Aus den Berichten über das Spiel lese ich so ein bisschen heraus, dass #Seafall sich eben doch auf ein Territorium begibt, das Videospiele besser können. Nämlich das adaptive Anpassen der Spielregeln in einer Form, so dass es für den Spieler intuitiv verständlich ist. Da scheint mir Seafall immer wieder Arbeit zu sein, so dass man sich früher oder später fragt, ob es das wirklich wert ist oder man nicht lieber zu einem der vielen anderen Spiele im Regel greifen sollten, von denen man sicher weiß, dass sie Spielspaß bringen.
Dieses "Anpassen der Spielregeln" bezieht sich dabei einerseits auf dem Umfang, der beim Brettspiel in Seiten von exakt zu lesendem Text zu bemessen ist (in jedem Falle Arbeit!), aber in letzter Konsequenz kann das das Videospiel so eine Anpassung sicher auch deshalb besser, weil der Computer fehlerhafte Züge gar nicht erst nicht zulässt und dabei sogar auch noch Hilfen geben kann, was falsch gemacht wurde und was erlaubt wäre -- während das Brettspiel immer Gefahr läuft, den Benutzer in Regelfehler hereinlaufen zu lassen, was wiederum bedeutet, dass man neue Regeln besonders gründlich lesen muss, womit wir wieder bei der Arbeit wären. (DAS dürfte sicher auch ein wesentlicher Vorteil von den bisherigen Legacy-Varianten bekannter Grundspiele wie Risiko und Pandemie sein.)
Vielleicht ist Seafall in diesem Sinne auch ein bisschen vergleichbar mit #504 von Friedemann Friese: ein von einem Könner des Fachs mit viel Arbeit und Aufwand entwickeltes System, das definitiv tollen Spielspaß bringen kann, aber letztendlich daran scheitert, dass jedes Spielen erstmal eine Grundinvestition erfordert, die man als Spieler nur beim einmaligen Erstkontakt zu leisten bereit ist -- um das Spiel dann eben bei allen weiteren Spieleabenden einfach nur ohne vorherige Arbeit genießen zu können.
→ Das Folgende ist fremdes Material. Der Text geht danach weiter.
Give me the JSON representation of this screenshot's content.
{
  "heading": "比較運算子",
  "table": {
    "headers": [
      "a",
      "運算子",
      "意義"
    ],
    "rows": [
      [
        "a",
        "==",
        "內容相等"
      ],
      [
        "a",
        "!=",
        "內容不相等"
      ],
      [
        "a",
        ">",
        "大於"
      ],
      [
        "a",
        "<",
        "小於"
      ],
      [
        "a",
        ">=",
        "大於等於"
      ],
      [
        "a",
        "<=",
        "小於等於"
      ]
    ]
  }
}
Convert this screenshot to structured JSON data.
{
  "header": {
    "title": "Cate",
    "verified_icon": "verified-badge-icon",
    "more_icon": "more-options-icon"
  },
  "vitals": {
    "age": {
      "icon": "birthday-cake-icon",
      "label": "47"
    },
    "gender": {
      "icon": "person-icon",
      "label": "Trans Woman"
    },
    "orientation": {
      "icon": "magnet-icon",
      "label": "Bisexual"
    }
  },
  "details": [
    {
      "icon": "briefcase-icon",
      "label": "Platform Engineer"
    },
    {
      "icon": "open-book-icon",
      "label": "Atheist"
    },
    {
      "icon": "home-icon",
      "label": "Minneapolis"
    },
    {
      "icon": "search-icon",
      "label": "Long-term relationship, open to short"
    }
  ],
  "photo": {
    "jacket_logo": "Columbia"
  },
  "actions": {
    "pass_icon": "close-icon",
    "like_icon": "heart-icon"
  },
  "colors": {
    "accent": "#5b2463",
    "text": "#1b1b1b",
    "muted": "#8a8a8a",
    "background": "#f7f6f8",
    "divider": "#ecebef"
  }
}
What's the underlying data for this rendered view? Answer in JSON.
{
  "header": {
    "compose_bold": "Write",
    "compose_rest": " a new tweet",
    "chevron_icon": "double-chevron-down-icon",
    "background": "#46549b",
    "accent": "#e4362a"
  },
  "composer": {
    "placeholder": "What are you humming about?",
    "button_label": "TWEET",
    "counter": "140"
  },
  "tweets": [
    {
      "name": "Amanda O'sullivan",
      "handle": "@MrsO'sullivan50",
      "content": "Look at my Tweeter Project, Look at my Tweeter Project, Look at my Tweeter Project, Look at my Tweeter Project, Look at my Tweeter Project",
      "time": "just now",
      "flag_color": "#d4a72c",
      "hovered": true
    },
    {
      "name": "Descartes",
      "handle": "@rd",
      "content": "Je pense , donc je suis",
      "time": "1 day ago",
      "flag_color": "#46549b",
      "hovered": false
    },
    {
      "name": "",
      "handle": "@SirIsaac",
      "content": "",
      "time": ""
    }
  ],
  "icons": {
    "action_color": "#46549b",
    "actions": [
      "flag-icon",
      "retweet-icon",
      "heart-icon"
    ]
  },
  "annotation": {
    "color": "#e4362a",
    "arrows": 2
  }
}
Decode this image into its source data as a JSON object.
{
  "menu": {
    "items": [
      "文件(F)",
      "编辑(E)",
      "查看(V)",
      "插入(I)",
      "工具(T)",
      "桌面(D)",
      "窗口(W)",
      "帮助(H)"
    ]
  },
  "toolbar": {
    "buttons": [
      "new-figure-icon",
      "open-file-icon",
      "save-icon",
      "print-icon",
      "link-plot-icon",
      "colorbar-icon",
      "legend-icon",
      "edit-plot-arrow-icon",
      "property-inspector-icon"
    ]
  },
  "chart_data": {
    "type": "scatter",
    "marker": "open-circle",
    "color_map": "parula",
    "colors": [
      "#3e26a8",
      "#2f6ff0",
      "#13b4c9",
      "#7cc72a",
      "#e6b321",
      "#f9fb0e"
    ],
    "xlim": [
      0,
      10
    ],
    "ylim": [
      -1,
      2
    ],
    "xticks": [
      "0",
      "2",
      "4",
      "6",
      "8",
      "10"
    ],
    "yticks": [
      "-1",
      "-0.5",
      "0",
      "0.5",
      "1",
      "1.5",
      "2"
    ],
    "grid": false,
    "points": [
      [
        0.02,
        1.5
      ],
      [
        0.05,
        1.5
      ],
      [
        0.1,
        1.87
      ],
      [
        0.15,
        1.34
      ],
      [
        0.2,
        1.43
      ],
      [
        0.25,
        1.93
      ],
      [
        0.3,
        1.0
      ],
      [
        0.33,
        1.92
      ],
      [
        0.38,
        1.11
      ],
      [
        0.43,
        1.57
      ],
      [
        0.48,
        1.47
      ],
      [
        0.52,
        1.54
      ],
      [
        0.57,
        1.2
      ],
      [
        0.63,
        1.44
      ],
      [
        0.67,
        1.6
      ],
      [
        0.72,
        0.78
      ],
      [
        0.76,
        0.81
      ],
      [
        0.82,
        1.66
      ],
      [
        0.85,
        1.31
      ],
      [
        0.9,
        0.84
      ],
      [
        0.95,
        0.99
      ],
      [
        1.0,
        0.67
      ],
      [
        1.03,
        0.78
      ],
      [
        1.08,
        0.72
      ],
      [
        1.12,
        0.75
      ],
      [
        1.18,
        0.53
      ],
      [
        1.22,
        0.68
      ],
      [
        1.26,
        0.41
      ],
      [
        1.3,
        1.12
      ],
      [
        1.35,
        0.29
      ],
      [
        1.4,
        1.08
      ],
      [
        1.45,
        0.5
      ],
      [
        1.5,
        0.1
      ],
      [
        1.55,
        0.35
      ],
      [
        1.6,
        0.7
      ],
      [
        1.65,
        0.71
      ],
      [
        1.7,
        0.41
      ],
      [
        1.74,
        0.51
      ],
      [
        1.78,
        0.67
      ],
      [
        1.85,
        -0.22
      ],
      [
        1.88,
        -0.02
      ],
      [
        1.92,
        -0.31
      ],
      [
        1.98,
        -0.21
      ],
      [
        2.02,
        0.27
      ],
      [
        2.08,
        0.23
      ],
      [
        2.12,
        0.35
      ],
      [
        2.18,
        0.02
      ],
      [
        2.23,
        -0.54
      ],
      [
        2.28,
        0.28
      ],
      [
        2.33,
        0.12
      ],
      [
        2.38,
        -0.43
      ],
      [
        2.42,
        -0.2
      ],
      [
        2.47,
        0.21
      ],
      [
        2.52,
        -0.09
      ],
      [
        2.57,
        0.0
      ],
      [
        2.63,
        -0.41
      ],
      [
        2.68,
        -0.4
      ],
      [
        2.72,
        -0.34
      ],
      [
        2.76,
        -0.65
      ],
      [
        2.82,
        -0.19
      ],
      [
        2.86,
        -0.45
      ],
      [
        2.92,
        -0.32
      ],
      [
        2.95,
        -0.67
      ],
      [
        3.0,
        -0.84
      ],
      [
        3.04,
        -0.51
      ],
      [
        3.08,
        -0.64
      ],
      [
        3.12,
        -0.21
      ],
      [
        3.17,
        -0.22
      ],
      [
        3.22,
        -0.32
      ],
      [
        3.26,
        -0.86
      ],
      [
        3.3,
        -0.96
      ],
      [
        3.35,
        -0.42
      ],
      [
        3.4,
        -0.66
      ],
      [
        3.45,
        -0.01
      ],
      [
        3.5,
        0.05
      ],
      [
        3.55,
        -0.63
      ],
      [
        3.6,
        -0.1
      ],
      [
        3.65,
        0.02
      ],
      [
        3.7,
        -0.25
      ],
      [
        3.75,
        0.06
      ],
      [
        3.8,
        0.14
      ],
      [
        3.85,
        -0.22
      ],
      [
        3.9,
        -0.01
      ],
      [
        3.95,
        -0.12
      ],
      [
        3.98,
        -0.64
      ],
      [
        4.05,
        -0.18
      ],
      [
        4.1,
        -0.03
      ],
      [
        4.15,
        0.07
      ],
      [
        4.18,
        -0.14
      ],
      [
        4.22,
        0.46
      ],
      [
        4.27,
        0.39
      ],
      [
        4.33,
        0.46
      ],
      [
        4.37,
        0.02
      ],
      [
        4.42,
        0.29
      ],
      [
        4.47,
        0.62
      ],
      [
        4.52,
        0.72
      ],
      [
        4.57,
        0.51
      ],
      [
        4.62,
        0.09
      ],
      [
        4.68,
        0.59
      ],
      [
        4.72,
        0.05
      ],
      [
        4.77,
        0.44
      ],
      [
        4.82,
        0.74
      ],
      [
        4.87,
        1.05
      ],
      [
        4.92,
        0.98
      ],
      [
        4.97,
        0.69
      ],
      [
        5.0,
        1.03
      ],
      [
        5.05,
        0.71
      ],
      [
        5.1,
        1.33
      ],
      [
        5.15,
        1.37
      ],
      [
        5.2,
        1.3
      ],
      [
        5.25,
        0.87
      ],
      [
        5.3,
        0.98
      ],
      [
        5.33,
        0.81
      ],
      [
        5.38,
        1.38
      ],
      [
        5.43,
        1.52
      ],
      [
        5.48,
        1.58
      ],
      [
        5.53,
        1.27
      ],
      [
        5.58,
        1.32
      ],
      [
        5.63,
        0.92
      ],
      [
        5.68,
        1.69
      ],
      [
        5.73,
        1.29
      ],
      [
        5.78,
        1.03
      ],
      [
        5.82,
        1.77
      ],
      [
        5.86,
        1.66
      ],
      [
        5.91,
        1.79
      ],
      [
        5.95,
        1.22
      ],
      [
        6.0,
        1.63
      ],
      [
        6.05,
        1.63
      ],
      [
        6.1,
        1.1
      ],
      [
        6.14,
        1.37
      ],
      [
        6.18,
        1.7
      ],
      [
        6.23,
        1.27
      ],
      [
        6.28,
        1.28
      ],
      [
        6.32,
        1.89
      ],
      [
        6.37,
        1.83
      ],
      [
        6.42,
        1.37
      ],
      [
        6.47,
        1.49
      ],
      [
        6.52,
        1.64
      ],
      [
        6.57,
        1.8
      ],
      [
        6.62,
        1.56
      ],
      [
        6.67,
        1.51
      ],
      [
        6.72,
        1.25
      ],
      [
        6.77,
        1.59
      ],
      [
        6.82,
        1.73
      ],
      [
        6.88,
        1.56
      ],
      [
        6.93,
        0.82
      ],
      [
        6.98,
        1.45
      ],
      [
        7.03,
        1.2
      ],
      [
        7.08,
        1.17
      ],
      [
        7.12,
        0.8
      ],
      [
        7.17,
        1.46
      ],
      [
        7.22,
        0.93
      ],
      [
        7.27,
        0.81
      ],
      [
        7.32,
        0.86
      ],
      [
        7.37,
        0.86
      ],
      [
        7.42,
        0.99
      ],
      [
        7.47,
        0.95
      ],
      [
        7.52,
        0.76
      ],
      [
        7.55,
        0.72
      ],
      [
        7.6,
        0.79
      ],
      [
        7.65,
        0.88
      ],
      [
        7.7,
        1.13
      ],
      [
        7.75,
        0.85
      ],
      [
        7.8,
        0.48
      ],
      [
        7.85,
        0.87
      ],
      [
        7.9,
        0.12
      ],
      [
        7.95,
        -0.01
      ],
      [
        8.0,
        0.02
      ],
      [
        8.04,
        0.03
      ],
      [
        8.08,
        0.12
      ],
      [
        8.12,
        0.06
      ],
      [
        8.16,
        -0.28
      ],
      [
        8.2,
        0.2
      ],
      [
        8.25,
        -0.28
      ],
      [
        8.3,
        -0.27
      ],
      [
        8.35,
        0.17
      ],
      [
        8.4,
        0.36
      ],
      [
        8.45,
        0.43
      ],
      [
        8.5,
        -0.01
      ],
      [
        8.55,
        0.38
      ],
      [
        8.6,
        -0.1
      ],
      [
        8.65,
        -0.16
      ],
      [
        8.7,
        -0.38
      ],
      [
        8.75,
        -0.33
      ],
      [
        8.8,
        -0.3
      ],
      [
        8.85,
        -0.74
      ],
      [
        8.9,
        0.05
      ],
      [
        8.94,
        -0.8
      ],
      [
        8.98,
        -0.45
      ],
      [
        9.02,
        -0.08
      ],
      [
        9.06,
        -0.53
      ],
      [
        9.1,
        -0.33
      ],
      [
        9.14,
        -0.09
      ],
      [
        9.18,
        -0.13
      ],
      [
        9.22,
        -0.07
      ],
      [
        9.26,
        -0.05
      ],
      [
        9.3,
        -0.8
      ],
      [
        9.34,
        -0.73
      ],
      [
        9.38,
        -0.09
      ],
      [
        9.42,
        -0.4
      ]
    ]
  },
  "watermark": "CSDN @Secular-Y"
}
Auf den Tisch legen, losspielen, garantierten Spiel haben -- genau das geht bei Seafall offensichtlich genauso wenig wie bei 504. Weil eben jedes Mal vorher "Regelarbeit" investiert werden muss.
(Alles so ein bisschen aus der Distanz beobachtet, weil ich ein Legacy-System mit Zerstören von Spielmaterial eher kritisch sehe.)
BTW: Zur Anspassung bzw. Hinzunahme von Spielregeln finde ich auch Mechs vs Minions #MechsVsMinions interessant. Das ist das erste Brettspiel eines sehr erfolgreichen (und millionenschweren) Videospielherstellers. So macht das also jemand, der aus der (für uns hier) "anderen" Welt kommt. In diesem Spiel kommen in den Missionen immer wieder ganz bewusst kleine (!) Regelverschärfungen und -varianten dazu. Oder eine paar wenige zusätzliche Karten. In Sachen Komplexität sicher alles weit unter dem, was wir Vielspieler hier verdauen könnten, aber ich finde schon, dass sich da der Blick über den Tellerrand lohnt. Erst recht, wenn mit Seafall ein Versuch aus "unserer" Brettspielewelt offensichtlich deutlich hinter den hochgesteckten Erwartungen zurückzubleiben scheint. Denn bisher scheint ja so ziemlich jeder Gruppe nach spätestens 6-7 Szenarien die Lust auf das Spiel ausgegangen zu sein.